Par une sortie spontanée vendredi dernier, les élèves du secondaire et du fondamental ont-ils voulu manifester leur solidarité envers leurs aînés de l’enseignement supérieur dont les professeurs sont en grève depuis trois mois ? Nombreux sont les observateurs avertis du milieu scolaire qui se pose cette question.
Plus le gouvernement et le Syndicat national de l’enseignement supérieur tardent à trouver un terrain d’entente, plus les esprits se surchauffent, surtout dans le milieu estudiantin. Mais, ce sont les élèves du fondamental et du secondaire qui, semble-t-il, s’invitent au débat.
En effet, vendredi dernier, certains établissements de l’enseignement fondamental et secondaire du district de Bamako ont observé une grève. Va-t-on vers la généralisation de la crise dans le milieu scolaire ? A ce train, cela est certain, si l’on y prend garde. C’est le pire des scénarii à craindre pour le Premier ministre Ousmane Issoufi Maïga et son équipe. Dans le milieu scolaire, on apprend que cette grève n’est rien d’autre qu’une manifestation de solidarité des élèves envers les étudiants.

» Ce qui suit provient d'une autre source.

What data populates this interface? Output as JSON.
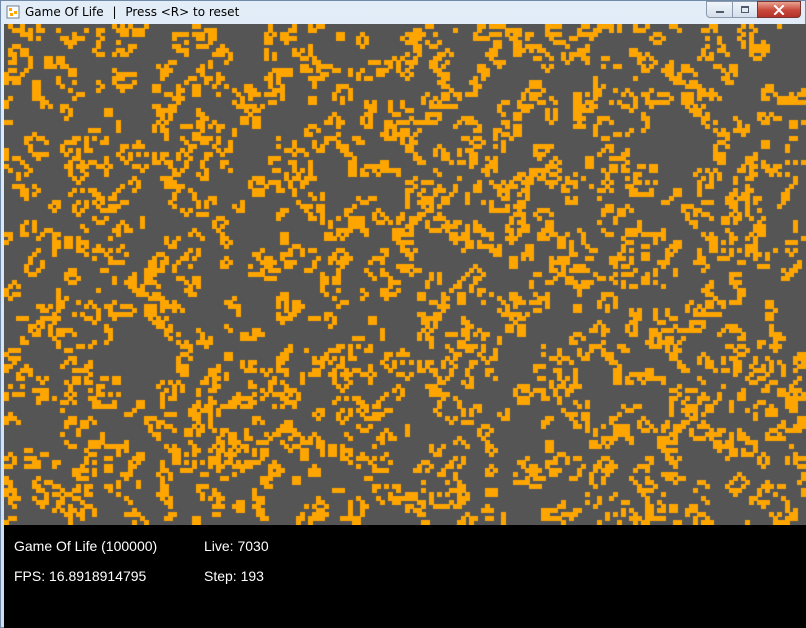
{
  "window": {
    "title": "Game Of Life",
    "separator": "|",
    "subtitle": "Press <R> to reset",
    "icons": [
      "app-icon",
      "minimize-icon",
      "maximize-icon",
      "close-icon"
    ]
  },
  "board": {
    "background_color": "#555555",
    "cell_color": "#ffa500",
    "columns": 200,
    "rows": 125
  },
  "hud": {
    "game_label": "Game Of Life (100000)",
    "fps_label": "FPS: 16.8918914795",
    "live_label": "Live: 7030",
    "step_label": "Step: 193",
    "fps": 16.8918914795,
    "live": 7030,
    "step": 193
  }
}
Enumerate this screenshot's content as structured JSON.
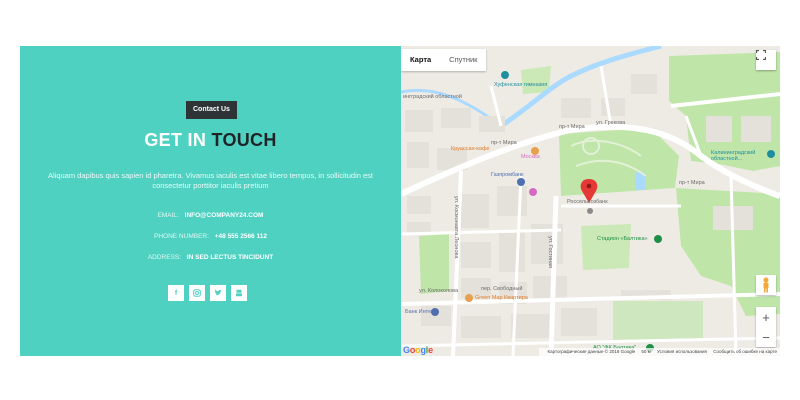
{
  "contact": {
    "badge": "Contact Us",
    "title_part1": "GET IN",
    "title_part2": "TOUCH",
    "description": "Aliquam dapibus quis sapien id pharetra. Vivamus iaculis est vitae libero tempus, in sollicitudin est consectetur porttitor iaculis pretium",
    "email_label": "EMAIL:",
    "email_value": "INFO@COMPANY24.COM",
    "phone_label": "PHONE NUMBER:",
    "phone_value": "+48 555 2566 112",
    "address_label": "ADDRESS:",
    "address_value": "IN SED LECTUS TINCIDUNT",
    "socials": [
      "facebook-icon",
      "instagram-icon",
      "twitter-icon",
      "youtube-icon"
    ],
    "colors": {
      "panel": "#4fd1c1",
      "badge": "#2e3336"
    }
  },
  "map": {
    "tab_map": "Карта",
    "tab_satellite": "Спутник",
    "labels": {
      "gymnasium": "Хуфенская гимназия",
      "kaliningrad_region": "Калининградский областной...",
      "krussancafe": "Круассан-кафе",
      "moskva": "Москва",
      "gazprombank": "Газпромбанк",
      "rosselkhozbank": "Россельхозбанк",
      "stadium": "Стадион «Балтика»",
      "greenmap": "Green Map Квартира",
      "bank_intesa": "Банк Интеза",
      "fk_baltika": "АО \"ФК Балтика\"",
      "pr_mira_1": "пр-т Мира",
      "pr_mira_2": "пр-т Мира",
      "pr_mira_3": "пр-т Мира",
      "ul_grekova": "ул. Грекова",
      "ul_gostinaya": "ул. Гостиная",
      "per_svobodny": "пер. Свободный",
      "ul_kosmonavta": "ул. Космонавта Леонова",
      "kaliningrad_left": "ингградский областной",
      "ul_kolokoltsova": "ул. Колоколова"
    },
    "attribution": "Картографические данные © 2018 Google",
    "scale": "50 м",
    "terms": "Условия использования",
    "report": "Сообщить об ошибке на карте",
    "google": "Google",
    "zoom_in": "+",
    "zoom_out": "−"
  }
}
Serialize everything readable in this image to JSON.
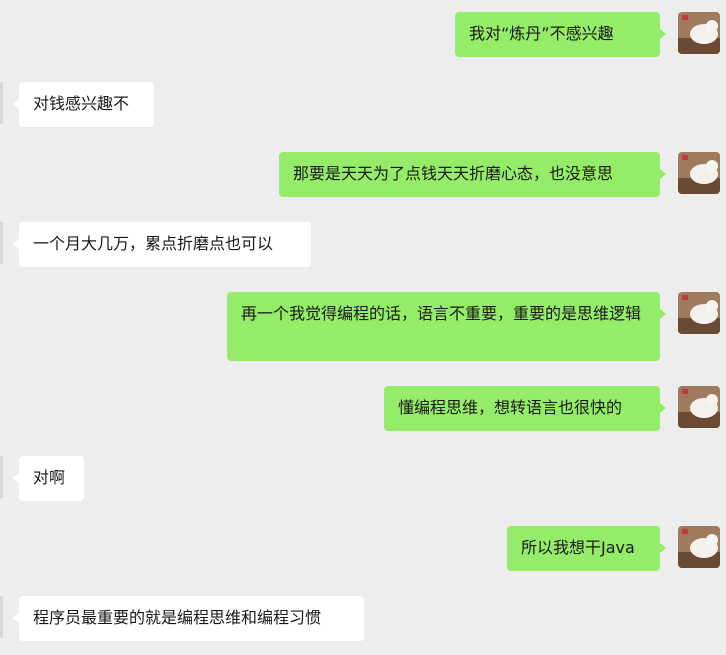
{
  "messages": [
    {
      "side": "self",
      "text": "我对“炼丹”不感兴趣"
    },
    {
      "side": "peer",
      "text": "对钱感兴趣不"
    },
    {
      "side": "self",
      "text": "那要是天天为了点钱天天折磨心态，也没意思"
    },
    {
      "side": "peer",
      "text": "一个月大几万，累点折磨点也可以"
    },
    {
      "side": "self",
      "text": "再一个我觉得编程的话，语言不重要，重要的是思维逻辑"
    },
    {
      "side": "self",
      "text": "懂编程思维，想转语言也很快的"
    },
    {
      "side": "peer",
      "text": "对啊"
    },
    {
      "side": "self",
      "text": "所以我想干Java"
    },
    {
      "side": "peer",
      "text": "程序员最重要的就是编程思维和编程习惯"
    }
  ],
  "colors": {
    "background": "#ededed",
    "self_bubble": "#95ec69",
    "peer_bubble": "#ffffff"
  }
}
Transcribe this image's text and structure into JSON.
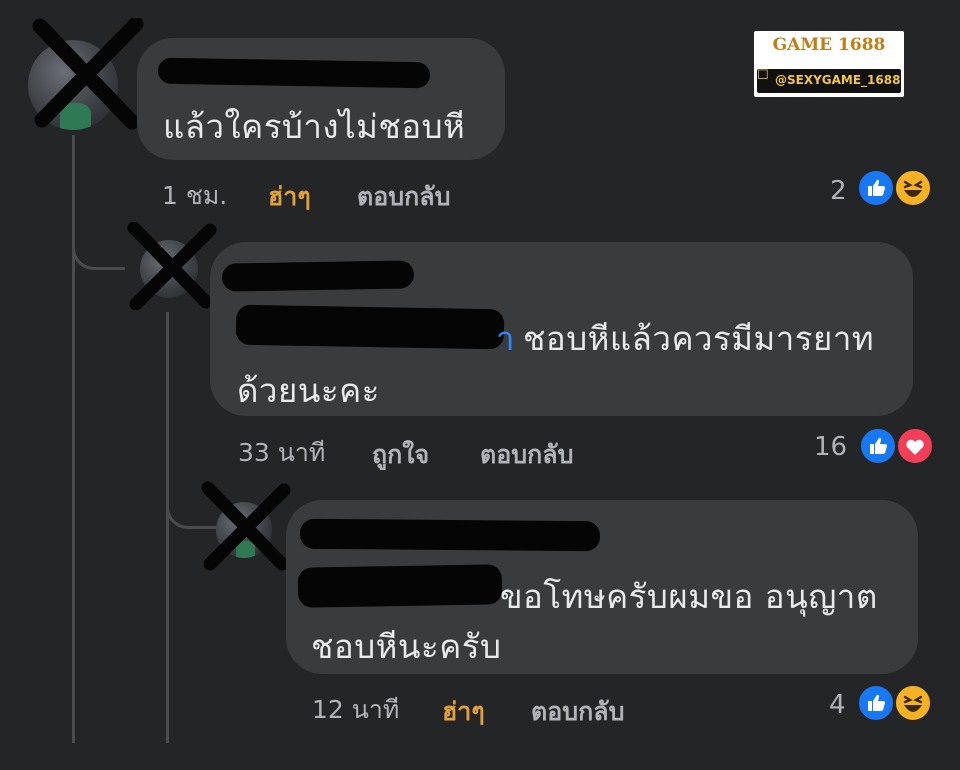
{
  "watermark": {
    "brand": "GAME 1688",
    "handle": "@SEXYGAME_1688"
  },
  "comments": [
    {
      "text_lines": [
        "แล้วใครบ้างไม่ชอบหี"
      ],
      "time": "1 ชม.",
      "reaction_label": "ฮ่าๆ",
      "reply_label": "ตอบกลับ",
      "reaction_count": "2",
      "reaction_icons": [
        "like-icon",
        "haha-icon"
      ]
    },
    {
      "text_lines": [
        "ชอบหีแล้วควรมีมารยาท",
        "ด้วยนะคะ"
      ],
      "time": "33 นาที",
      "reaction_label": "ถูกใจ",
      "reply_label": "ตอบกลับ",
      "reaction_count": "16",
      "reaction_icons": [
        "like-icon",
        "love-icon"
      ]
    },
    {
      "text_lines": [
        "ขอโทษครับผมขอ อนุญาต",
        "ชอบหีนะครับ"
      ],
      "time": "12 นาที",
      "reaction_label": "ฮ่าๆ",
      "reply_label": "ตอบกลับ",
      "reaction_count": "4",
      "reaction_icons": [
        "like-icon",
        "haha-icon"
      ]
    }
  ],
  "colors": {
    "background": "#242526",
    "bubble": "#3a3b3c",
    "haha_label": "#e0a13a",
    "like_blue": "#1877f2",
    "love_red": "#f33e58",
    "haha_yellow": "#f7b125"
  }
}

‘’On n’a rien compris. Les gens sont venus nous jeter des cailloux. Tout le monde est sorti dans la précipitation’’ souligne avec indignation Yaya, un élève de la 8ème au second cycle de Sébénicoro. Comme Yaya, beaucoup d’autres élèves ont été contraints de quitter les bancs pour aller à la maison sans connaître le motif réel de leur sortie. Si l’on prête une oreille attentive aux propos des uns et des autres, on se rend compte qu’ils sont nombreux à accuser le ministre de l’Education nationale.
On reproche au Pr Mamadou Lamine Traoré son apparente incompétence voire son indifférence dans la gestion de cette crise qui empêche les étudiants de suivre leurs cours depuis trois mois. Même l’implication personnelle du Premier ministre Ousmane Issoufi Maïga n’a permis de désamorcer la bombe posée par le Syndicat national de l’enseignement supérieur.
Il est vrai que le ministre de l’Education nationale, a montré toutes ses limites. Une bonne raison pour certains de ses détracteurs de tirer les conclusions de ces derniers événements en démissionnant du gouvernement. Il est aussi vrai que le salut de l’école malienne ne passe pas par l’évincement de ‘’Mala’’. Le premier ministre l’a courageusement reconnu «l’école a souffert par le fait de nous-mêmes Maliens et Maliennes ». Personne n’a intérêt à ce que cette crise se généralise à quelques mois de l’élection présidentielle. Or, la confiance se réduisant de plus en plus comme peau de chagrin entre le gouvernement et le Syndicat, il urge de faire appel aux chefs religieux chrétiens et musulmans.